In the worst-case scenario — a terrorist attack or a train derailment that causes a massive release of nuclear waste — you’ve got the basis for an apocalyptic disaster movie.

Citing data compiled by the Nevada Commission on Nuclear Projects, Heller said it would take 50 years to transport America’s nuclear waste to Yucca Mountain. He concluded his presentation by asking his colleagues, “Do you really believe that over the span of 50 years that there won’t be one single transportation accident with an ensuing radiological release?”

We think not.

Nationally, in 2022, there were 1,200 train derailments in America — a number that is increasing as aging rail infrastructure is stressed further by limited staffing and increasingly aggressive rail transit schedules.

As residents of the Ohio River Valley learned, even a single derailment can have a massive impact on people and the environment.

Last year, a derailed train in East Palestine, Ohio, made international headlines as a massive fire sent a plume of black smoke into the air while another plume of cancerous butyl acetate flowed down the Ohio River. If a train derailed and spilled radioactive waste into a tributary of the Colorado River, it might affect the water supply for tens of millions of people.

A scenario like this isn’t speculative — it almost happened here.

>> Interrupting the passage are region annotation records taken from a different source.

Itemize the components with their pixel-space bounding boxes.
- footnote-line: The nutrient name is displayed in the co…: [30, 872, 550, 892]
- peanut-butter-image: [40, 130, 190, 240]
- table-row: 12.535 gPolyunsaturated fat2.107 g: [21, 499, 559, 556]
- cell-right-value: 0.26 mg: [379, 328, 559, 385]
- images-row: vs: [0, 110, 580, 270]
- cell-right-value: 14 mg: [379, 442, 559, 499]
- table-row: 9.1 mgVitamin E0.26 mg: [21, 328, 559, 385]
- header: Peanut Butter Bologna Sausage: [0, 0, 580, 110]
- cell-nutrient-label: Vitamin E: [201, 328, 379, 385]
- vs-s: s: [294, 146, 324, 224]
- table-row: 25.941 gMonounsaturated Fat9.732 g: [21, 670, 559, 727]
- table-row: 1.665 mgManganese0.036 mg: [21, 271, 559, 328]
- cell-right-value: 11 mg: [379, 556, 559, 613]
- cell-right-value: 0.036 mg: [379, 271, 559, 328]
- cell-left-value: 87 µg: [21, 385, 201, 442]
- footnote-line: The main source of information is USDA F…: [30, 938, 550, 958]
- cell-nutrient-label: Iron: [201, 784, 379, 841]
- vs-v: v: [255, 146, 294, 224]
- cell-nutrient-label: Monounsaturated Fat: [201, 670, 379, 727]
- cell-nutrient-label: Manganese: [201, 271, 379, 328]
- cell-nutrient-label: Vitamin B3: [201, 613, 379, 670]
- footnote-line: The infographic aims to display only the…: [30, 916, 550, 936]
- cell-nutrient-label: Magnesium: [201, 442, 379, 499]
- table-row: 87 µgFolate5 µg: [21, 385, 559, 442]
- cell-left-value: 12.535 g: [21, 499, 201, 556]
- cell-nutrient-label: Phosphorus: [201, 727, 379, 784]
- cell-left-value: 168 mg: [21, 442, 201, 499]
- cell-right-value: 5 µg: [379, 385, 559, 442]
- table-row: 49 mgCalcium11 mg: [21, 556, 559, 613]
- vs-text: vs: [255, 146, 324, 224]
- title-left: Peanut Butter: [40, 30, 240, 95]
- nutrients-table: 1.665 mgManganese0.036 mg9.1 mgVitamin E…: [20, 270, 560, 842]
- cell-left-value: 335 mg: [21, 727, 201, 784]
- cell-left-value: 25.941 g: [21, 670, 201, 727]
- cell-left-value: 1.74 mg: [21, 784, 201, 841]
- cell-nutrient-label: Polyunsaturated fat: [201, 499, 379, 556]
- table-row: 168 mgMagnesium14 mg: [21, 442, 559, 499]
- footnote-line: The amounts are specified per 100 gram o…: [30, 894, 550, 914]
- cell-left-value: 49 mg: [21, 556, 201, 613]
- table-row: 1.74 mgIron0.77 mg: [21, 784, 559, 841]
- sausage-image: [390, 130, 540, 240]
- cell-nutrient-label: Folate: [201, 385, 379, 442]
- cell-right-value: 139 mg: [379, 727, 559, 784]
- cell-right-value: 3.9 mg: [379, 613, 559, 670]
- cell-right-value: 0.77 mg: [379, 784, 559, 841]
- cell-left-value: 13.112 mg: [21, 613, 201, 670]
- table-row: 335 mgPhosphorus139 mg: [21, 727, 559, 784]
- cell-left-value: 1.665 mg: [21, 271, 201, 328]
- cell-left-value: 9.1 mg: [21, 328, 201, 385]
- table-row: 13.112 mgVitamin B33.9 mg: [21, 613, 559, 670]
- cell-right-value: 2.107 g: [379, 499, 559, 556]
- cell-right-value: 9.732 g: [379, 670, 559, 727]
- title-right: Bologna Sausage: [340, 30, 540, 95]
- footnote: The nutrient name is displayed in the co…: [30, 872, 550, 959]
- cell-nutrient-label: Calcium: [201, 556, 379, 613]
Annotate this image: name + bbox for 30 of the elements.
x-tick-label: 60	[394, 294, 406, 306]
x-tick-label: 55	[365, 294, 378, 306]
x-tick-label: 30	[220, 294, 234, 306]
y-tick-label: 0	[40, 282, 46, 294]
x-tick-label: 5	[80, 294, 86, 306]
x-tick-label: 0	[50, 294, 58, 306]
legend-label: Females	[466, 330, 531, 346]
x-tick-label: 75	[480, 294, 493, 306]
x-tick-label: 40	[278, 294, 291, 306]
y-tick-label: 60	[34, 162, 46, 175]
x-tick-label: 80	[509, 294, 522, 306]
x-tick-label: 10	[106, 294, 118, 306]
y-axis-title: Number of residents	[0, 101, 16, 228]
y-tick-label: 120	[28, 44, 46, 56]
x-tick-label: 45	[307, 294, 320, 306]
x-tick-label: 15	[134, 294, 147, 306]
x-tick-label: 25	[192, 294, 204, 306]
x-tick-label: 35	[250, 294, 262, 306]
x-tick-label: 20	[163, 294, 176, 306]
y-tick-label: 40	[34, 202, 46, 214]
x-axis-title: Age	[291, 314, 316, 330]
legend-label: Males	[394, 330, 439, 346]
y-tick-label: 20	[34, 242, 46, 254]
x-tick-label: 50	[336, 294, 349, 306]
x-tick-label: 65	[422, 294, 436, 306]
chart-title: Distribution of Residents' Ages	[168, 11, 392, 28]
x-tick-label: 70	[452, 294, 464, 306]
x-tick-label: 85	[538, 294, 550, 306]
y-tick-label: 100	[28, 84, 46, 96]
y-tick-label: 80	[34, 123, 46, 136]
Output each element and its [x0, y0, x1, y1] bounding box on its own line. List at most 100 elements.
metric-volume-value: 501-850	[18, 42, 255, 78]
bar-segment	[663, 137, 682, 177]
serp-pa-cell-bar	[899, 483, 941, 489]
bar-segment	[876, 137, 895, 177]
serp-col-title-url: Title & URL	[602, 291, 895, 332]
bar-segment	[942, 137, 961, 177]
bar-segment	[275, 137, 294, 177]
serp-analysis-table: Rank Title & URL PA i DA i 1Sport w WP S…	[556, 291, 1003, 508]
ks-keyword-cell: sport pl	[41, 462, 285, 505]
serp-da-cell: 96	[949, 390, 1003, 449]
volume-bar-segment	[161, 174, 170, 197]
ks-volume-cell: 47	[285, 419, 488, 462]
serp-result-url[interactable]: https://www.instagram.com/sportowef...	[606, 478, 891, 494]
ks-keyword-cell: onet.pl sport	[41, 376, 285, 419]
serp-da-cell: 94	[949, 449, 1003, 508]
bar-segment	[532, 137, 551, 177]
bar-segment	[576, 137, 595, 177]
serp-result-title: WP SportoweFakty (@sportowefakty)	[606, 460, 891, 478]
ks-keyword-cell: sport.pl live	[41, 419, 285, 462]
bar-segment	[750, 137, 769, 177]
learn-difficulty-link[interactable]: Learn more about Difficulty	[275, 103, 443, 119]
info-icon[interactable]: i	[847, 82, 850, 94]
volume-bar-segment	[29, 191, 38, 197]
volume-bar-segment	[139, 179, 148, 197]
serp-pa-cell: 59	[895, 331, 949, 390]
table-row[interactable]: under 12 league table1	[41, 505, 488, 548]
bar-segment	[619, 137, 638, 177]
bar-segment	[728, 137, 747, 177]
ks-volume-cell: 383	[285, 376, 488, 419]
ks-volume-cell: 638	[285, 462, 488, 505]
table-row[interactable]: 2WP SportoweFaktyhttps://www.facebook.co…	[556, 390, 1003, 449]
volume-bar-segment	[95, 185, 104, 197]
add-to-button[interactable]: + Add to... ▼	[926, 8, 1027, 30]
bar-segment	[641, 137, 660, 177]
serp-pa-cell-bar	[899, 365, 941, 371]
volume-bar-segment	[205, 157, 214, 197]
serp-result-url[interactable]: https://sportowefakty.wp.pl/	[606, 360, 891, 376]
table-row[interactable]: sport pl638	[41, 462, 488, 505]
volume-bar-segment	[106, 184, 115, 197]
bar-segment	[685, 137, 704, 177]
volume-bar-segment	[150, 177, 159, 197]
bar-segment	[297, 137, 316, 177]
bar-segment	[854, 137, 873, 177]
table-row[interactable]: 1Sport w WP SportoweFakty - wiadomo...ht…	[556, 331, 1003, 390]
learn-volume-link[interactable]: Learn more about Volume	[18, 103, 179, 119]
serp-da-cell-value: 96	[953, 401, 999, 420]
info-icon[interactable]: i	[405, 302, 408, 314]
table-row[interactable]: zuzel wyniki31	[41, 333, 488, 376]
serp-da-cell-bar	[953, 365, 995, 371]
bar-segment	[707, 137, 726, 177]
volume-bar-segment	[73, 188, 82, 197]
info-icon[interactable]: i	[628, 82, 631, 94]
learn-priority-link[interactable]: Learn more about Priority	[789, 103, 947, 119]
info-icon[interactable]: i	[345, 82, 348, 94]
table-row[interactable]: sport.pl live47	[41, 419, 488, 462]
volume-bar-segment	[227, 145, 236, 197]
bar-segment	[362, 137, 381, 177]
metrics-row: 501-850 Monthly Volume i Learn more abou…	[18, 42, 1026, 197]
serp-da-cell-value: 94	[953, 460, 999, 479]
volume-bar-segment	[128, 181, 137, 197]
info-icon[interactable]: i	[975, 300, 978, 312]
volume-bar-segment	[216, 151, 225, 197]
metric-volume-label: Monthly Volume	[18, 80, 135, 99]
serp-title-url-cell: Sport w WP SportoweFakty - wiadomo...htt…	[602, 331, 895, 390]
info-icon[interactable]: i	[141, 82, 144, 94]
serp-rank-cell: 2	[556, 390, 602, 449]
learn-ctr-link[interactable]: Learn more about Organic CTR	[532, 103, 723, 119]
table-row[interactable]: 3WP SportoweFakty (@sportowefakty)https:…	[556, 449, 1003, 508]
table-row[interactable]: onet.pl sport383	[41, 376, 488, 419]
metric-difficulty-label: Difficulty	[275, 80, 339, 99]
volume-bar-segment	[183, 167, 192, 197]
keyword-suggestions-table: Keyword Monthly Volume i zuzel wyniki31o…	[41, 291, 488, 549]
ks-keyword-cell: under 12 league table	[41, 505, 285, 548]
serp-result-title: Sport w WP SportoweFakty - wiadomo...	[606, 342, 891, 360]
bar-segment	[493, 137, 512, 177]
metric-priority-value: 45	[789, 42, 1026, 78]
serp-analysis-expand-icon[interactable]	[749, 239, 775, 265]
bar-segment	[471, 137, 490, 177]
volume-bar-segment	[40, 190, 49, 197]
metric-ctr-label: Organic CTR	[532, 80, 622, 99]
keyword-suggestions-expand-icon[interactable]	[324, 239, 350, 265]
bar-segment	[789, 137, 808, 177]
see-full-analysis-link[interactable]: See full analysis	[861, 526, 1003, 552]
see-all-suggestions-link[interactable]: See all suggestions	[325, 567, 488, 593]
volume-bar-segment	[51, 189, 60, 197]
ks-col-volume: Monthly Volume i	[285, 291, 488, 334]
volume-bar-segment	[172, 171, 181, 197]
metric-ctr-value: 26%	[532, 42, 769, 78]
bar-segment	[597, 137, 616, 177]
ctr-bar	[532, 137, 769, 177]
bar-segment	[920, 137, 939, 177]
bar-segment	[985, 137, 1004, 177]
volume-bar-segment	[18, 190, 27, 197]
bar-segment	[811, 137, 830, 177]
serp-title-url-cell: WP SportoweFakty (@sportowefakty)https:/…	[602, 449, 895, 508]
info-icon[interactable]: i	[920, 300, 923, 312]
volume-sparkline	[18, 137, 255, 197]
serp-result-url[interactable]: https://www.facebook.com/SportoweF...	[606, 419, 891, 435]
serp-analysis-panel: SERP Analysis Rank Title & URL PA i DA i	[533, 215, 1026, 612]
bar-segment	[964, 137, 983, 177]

In 2019, under the leadership of then-President Donald Trump and U.S. Energy Secretary Rick Perry, the federal government secretly shipped plutonium by rail to the Nevada National Security Site. Nevada Attorney General Aaron Ford sued to stop the shipments and increase state oversight of trains traversing federal lands.

Just months after the shipments stopped, a train derailed near the junction with the Yucca Mountain Rail Corridor and sent 33 cargo containers into the Meadow Valley Wash — a tributary of the Muddy River and Lake Mead. Fortunately, the train was only hauling automobiles.

Yucca Mountain must be taken off the table once and for all.

As Robert Halstead, former executive director of the Nevada Agency for Nuclear Projects, wrote this year in a guest column for the Sun, “The Yucca Mountain site itself is so flawed that restarting the licensing process would be a serious, distracting waste of time and resources.”

We agree.

Democrats in Nevada’s Senate and House delegations have introduced legislation to require the secretary of energy to obtain written consent from state, local and tribal governments before allocating money from the Nuclear Waste Fund to pay for planning, construction or operation of a nuclear waste repository.

The Nuclear Waste Informed Consent Act — H.R. 1051 and S. 404 — should be passed immediately for the safety and security of all Americans.

Congress should then formally end the licensing process for Yucca and begin the difficult work of identifying potential new sites for a nuclear waste repository that are safer than Yucca Mountain and have the support of local residents.